Weak start for oil prices ahead of data dump

There was a muted start Tuesday for crude oil prices following steady gains as investors shift their focus to market data. File photo by Monika Graff/UPI.

April 11 (UPI) — Oil prices limped into the trading day early Tuesday after steady gains as investors took stock of the latest supply and demand trends.

Signals of a tighter market in late March helped pull crude oil prices back above $50 per barrel. The market was in a slump in signs of steady gains in U.S. crude oil inventories, but reversed course after some of the signs of a glut waned. U.S. military airstrikes last week on suspected chemical weapons sites in Syria stoked geopolitical tensions in the oil-rich Middle East. The fallout from the strikes widened the divisions among some of the largest oil producers in the world.

Midweek attention may focus more on fundamental aspects of the market than on geopolitical tensions. A survey of sentiment from S&P Global Platts finds there may be a build in U.S. crude oil inventories of 125,000 barrels from last week, but a decline of 1.8 million barrels for gasoline.

Oil prices were more or less flat as investors waited out the day to find out whether industry data provided by the American Petroleum Institute would confirm the expectations from Platts. The price for Brent crude oil was down 0.14 percent to $55.90 per barrel about half an hour before the start of trading in New York. West Texas Intermediate, the U.S. benchmark price for oil, was down 0.11 percent to $53.02 per barrel.
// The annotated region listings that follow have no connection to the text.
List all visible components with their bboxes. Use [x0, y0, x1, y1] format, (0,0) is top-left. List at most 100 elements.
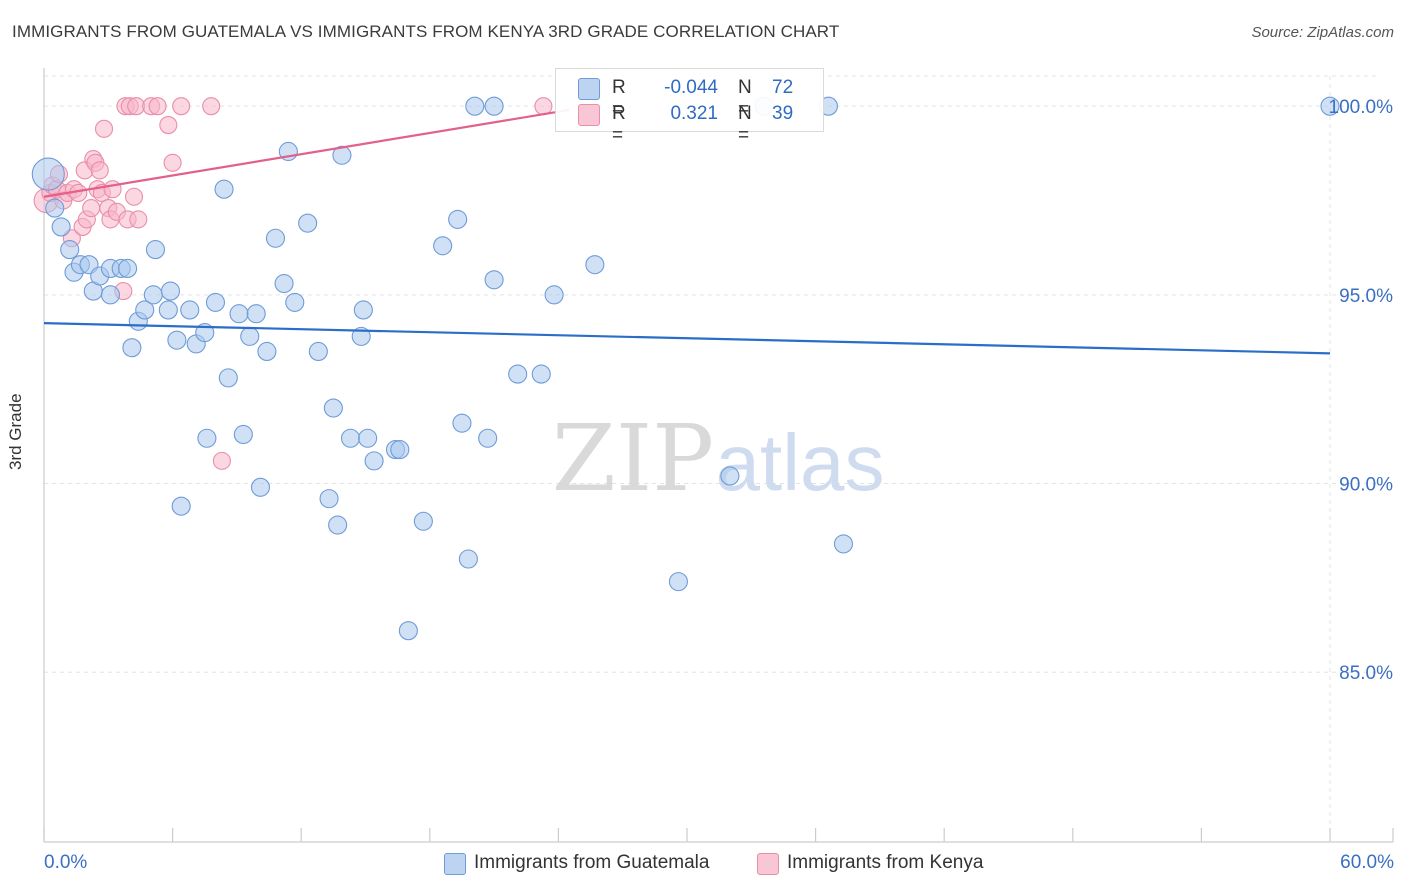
kenya-legend-label: Immigrants from Kenya [787, 852, 984, 873]
y-axis-label: 3rd Grade [6, 393, 25, 470]
guatemala-point [353, 300, 373, 320]
guatemala-point [171, 496, 191, 516]
guatemala-point [398, 621, 418, 641]
kenya-point [163, 153, 182, 172]
guatemala-point [180, 300, 200, 320]
guatemala-point [358, 428, 378, 448]
kenya-trend-line [43, 108, 570, 198]
guatemala-point [240, 326, 260, 346]
guatemala-legend-label: Immigrants from Guatemala [474, 852, 710, 873]
guatemala-point [143, 285, 163, 305]
r-value: 0.321 [670, 103, 718, 124]
kenya-point [124, 187, 144, 206]
guatemala-point [51, 217, 71, 237]
n-value: 72 [772, 77, 794, 98]
guatemala-point [413, 511, 433, 531]
guatemala-point [167, 330, 187, 350]
guatemala-legend-swatch [444, 853, 466, 875]
guatemala-point [390, 440, 410, 460]
guatemala-point [214, 179, 234, 199]
guatemala-point [478, 428, 498, 448]
guatemala-point [298, 213, 318, 233]
guatemala-point [668, 572, 688, 592]
chart-title: IMMIGRANTS FROM GUATEMALA VS IMMIGRANTS … [12, 22, 840, 41]
trend-layer [43, 108, 1331, 355]
r-label: R = [612, 103, 626, 146]
guatemala-point [332, 145, 352, 165]
kenya-point [212, 451, 231, 470]
guatemala-point [135, 300, 155, 320]
y-tick-label: 95.0% [1339, 286, 1393, 307]
r-label: R = [612, 77, 626, 120]
guatemala-point [31, 157, 65, 191]
guatemala-point [233, 424, 253, 445]
kenya-point [202, 97, 221, 116]
guatemala-point [285, 292, 305, 312]
kenya-point [148, 97, 167, 116]
guatemala-point [205, 292, 226, 312]
watermark-zip: ZIP [552, 405, 714, 512]
x-tick-label-max: 60.0% [1340, 852, 1394, 873]
guatemala-point [197, 428, 217, 448]
guatemala-point [720, 466, 740, 486]
guatemala-point [328, 515, 348, 535]
kenya-point [159, 116, 178, 135]
guatemala-point [158, 300, 178, 320]
guatemala-point [308, 341, 328, 362]
kenya-point [129, 210, 148, 229]
source-label: Source: ZipAtlas.com [1251, 24, 1394, 41]
guatemala-point [323, 398, 343, 418]
correlation-legend: R = -0.044 N = 72 R = 0.321 N = 39 [555, 68, 824, 146]
kenya-point [172, 97, 191, 116]
guatemala-point [60, 240, 80, 260]
y-tick-label: 100.0% [1329, 97, 1394, 118]
kenya-point [103, 180, 122, 199]
kenya-point [90, 161, 109, 180]
kenya-swatch [578, 104, 600, 126]
guatemala-point [452, 413, 472, 433]
guatemala-point [1320, 96, 1340, 116]
guatemala-point [319, 489, 339, 509]
points-layer [31, 96, 1340, 641]
guatemala-point [484, 270, 504, 290]
guatemala-point [160, 281, 181, 301]
guatemala-point [246, 304, 266, 324]
kenya-legend-swatch [757, 853, 779, 875]
guatemala-point [351, 326, 371, 346]
guatemala-point [229, 304, 249, 324]
n-label: N = [738, 103, 752, 146]
watermark-atlas: atlas [716, 418, 885, 507]
guatemala-point [122, 338, 142, 358]
guatemala-point [250, 477, 271, 497]
kenya-point [127, 97, 146, 116]
guatemala-point [458, 549, 478, 569]
guatemala-point [45, 198, 65, 218]
y-tick-label: 90.0% [1339, 475, 1393, 496]
guatemala-point [364, 451, 384, 471]
guatemala-point [145, 240, 166, 260]
guatemala-point [274, 273, 294, 294]
guatemala-point [448, 209, 468, 229]
guatemala-point [544, 285, 564, 305]
guatemala-point [257, 341, 277, 362]
kenya-point [94, 119, 114, 138]
guatemala-point [340, 428, 361, 448]
guatemala-point [833, 534, 854, 554]
y-tick-label: 85.0% [1339, 663, 1393, 684]
guatemala-point [118, 258, 138, 278]
guatemala-point [585, 255, 605, 275]
guatemala-point [508, 364, 528, 384]
guatemala-point [218, 368, 238, 388]
y-tick-labels: 85.0% 90.0% 95.0% 100.0% [1329, 97, 1394, 684]
r-value: -0.044 [664, 77, 718, 98]
guatemala-trend-line [43, 322, 1331, 355]
x-tick-label-min: 0.0% [44, 852, 88, 873]
kenya-point [82, 199, 101, 218]
guatemala-point [265, 228, 286, 248]
guatemala-point [531, 364, 551, 384]
guatemala-point [100, 285, 120, 305]
n-value: 39 [772, 103, 794, 124]
guatemala-point [465, 96, 485, 116]
guatemala-swatch [578, 78, 600, 100]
Official data from the U.S. Energy Information Administration will be published about an hour after U.S. markets open Wednesday.

Global supplies of crude oil are in a tug-of-war over fluid production activity. U.S. crude oil production has responded to improved market conditions to pass 9 million barrels per day. Libya, meanwhile, has been a swing factor and conflict-related declines have weighed on market sentiment in recent days.

Libya is exempt from a production deal coordinated by the Organization of Petroleum Exporting Countries. Russia is the largest contributor to the deal to curb production among non-member states and pledged to meet its obligations by the end of the month.

Analysts this week said the market may be primed for an extended rally given the number of factors contributing to bullish trends. Geoffrey Craig, the oil futures editor for Platts, said in a daily emailed newsletter that refinery trends in the United States, the world’s leading economy, are swaying movement for crude oil prices.

“The main catalyst for crude trading in the $50s now seems to be the increase in U.S. refinery demand, rather than the OPEC supply cuts,” he said.